Что сказать об этой двойственности театральной кухни, да и о самом интересе к разрушителям-мужчинам? Как объяснить этот комплекс? По-видимому, Мейерхольд-режиссер одним из первых засвидетельствовал появление на исторической сцене разрушителя как протагониста основных драматических событий. Засвидетельствовал и другое – то, сколько масок носит этот протагонист, в каких масках является, чтобы соблазнить неопытных девушек, неопытных взрослых, неопытное население великой страны, не становящееся зрелым. Как он, разрушитель в маске, обманывает других, обманывает себя, как он стремится обмануть историю, обмануть будущее, обмануть судьбу и – в конечном счете – самого Бога. Все это, повторяю, показывает Мейерхольд-режиссер. А Мейерхольд-актер играет несчастных людей, Треплева и Тузенбаха, а отчасти и Пьеро, попытавшихся жить, не обманывая себя, совсем не обманывая себя, чего, как оказывается, делать нельзя, что кончается плохо.

Вот, стало быть, двойной образ театрального Мейерхольда, грандиозного мизантропа-режиссера и утонченного лирика-актера. А вот как формально воплощается мизантропический образ разрушения и лирический образ – образ дороги. Сценическая коробка у Мейерхольда чаще всего теряет привычный вид, спокойную обустроенность всех планов, стоящих по сторонам кулис, спускающихся сверху занавесов и занавесок. Сцена перегорожена, порой развернута влево, порой развернута вправо, а порой даже опрокинута куда-то вкось, ее организует доминирующая диагональ, а по вертикали рассекает наиболее постоянный архитектурный компонент – лестница. Реальная домашняя лестница, как в “Пиковой даме”, условная театральная лестница, как в “Лесе”, лестница, которая приводит к вмешательству злой судьбы, лестница, ведущая к желанной свободе. Это место неотвратимых решений, роковых поступков и объяснений, безжалостных, беспощадных, как то, что происходит в третьем акте “Дамы с камелиями”.

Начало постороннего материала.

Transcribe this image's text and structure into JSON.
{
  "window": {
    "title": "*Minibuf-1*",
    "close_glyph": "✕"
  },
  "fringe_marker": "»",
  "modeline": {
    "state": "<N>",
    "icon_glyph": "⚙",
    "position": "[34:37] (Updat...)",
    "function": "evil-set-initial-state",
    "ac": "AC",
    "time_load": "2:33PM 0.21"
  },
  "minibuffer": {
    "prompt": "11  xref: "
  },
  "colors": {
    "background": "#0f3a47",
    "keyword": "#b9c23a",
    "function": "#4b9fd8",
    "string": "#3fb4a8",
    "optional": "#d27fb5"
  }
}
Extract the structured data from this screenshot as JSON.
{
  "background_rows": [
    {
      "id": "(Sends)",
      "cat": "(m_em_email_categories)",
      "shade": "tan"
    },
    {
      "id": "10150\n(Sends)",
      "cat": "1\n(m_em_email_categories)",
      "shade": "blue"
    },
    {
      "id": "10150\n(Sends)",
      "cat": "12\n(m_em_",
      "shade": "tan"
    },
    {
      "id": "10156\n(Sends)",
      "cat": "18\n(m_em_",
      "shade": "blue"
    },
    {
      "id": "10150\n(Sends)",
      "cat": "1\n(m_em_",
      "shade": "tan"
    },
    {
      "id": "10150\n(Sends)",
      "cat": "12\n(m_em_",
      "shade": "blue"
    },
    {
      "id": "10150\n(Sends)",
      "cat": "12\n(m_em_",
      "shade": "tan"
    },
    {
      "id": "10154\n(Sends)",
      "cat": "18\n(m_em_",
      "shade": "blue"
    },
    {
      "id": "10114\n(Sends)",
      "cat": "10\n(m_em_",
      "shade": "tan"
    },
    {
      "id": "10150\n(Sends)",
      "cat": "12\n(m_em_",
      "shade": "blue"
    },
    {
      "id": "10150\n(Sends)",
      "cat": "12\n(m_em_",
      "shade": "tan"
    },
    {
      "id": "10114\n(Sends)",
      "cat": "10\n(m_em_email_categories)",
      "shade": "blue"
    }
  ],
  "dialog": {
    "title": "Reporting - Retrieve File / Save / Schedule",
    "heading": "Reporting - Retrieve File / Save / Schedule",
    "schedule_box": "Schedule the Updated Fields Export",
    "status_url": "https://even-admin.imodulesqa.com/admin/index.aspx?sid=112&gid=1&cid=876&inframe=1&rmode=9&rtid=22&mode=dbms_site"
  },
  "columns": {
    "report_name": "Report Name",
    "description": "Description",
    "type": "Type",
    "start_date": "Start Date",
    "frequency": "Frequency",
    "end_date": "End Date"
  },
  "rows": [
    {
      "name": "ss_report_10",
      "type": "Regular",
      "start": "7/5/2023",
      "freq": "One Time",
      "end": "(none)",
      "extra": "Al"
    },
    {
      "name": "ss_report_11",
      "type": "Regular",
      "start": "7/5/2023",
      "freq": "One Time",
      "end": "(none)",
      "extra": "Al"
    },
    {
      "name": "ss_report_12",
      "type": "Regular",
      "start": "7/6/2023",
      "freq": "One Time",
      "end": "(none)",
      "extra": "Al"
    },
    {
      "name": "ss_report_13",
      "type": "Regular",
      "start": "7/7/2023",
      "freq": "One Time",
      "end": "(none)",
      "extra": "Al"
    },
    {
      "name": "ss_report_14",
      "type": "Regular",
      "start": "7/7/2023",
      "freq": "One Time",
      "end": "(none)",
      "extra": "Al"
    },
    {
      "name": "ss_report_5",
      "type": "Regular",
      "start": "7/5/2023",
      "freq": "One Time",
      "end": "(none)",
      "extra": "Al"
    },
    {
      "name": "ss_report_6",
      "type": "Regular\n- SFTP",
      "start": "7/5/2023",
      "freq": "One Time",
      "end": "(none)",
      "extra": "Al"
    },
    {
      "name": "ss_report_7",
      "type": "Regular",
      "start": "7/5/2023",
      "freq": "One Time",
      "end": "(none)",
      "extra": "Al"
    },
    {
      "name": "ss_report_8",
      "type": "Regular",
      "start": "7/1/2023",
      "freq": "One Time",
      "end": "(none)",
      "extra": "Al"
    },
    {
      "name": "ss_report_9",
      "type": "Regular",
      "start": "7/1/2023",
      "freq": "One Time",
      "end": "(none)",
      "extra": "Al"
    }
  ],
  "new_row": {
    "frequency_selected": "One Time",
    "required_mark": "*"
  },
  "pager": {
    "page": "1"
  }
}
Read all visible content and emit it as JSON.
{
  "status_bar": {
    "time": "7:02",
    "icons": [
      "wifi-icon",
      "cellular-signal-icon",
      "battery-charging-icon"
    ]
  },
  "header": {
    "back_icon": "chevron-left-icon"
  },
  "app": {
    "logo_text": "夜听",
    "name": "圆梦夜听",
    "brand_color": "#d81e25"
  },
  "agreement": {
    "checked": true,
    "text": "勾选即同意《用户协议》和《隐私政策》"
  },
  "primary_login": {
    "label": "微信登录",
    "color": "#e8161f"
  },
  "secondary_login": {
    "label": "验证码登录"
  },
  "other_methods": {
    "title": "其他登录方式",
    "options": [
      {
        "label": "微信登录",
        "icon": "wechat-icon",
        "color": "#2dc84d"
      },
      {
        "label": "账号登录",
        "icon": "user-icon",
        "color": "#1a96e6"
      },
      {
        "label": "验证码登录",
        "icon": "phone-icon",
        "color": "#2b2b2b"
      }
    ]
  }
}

Ранее я уже писал, что лестница Мейерхольда как-то связана с лесенкой Маяковского, как нечто, рвущее линейное построение сцены и стиха. Теперь скажу больше. В наши дни мейерхольдову лестницу возродили, но стали использовать как библейскую метафору. Подобных вольностей Мейерхольд себе не позволял, тем более в советское время, время воинствующего атеизма. Но все-таки лестница Мейерхольда – не просто удобный технический прием, не просто конструкция, создающая новый и необычный рисунок театральной сцены. Это, конечно, олицетворение театральной метафизики, демонстрируемое наглядно. Здесь, по-видимому, проложена дорога в другой мир, нечто, завещанное символистами, нечто, волновавшее Мейерхольда в его молодые годы.

Сам же Мейерхольд, надо полагать, считал себя разрушителем-освободителем – разрушителем оков, сковавших театральное искусство, разрушителем схем, закабаливших классическую драматургию. Тень романтического рыцаря отбрасывает этот современнейший режиссер, может быть, сервантесовского Дон Кихота с копьем в руках, а может быть, блоковского Гаэтана с песней на устах и в сердце.

А переходя на академический тон, следует говорить о роли Мейерхольда в становлении и судьбе режиссерского театра. Роль велика и созидательна. Идеальный режиссер Мейерхольд в каждом спектакле творил то, что является сущностью и назначением режиссуры. Наряду с текстом драматическим, текстом из слов, и параллельно ему, он создавал текст режиссерский – из конструкций и мизансцен, из темпов действия и световых эффектов. А главное – он создавал новые смыслы. Новый смысл романтической драмы Лермонтова, комедии Гоголя, комедии Грибоедова, пьесы Островского и оставшийся невыявленным новый смысл трагедии Пушкина “Борис Годунов”, новый смысл классической русской драматургии. Новый смысл, тоже оставшийся невысказанным, русского “Гамлета”, русского Шекспира. И наконец, новый смысл русской театральной идеи, часто связанной с испанским, итальянским, французским театром, открытой всему миру, но не теряющей себя – свою волнующую красоту, свою необъяснимую неповторимость.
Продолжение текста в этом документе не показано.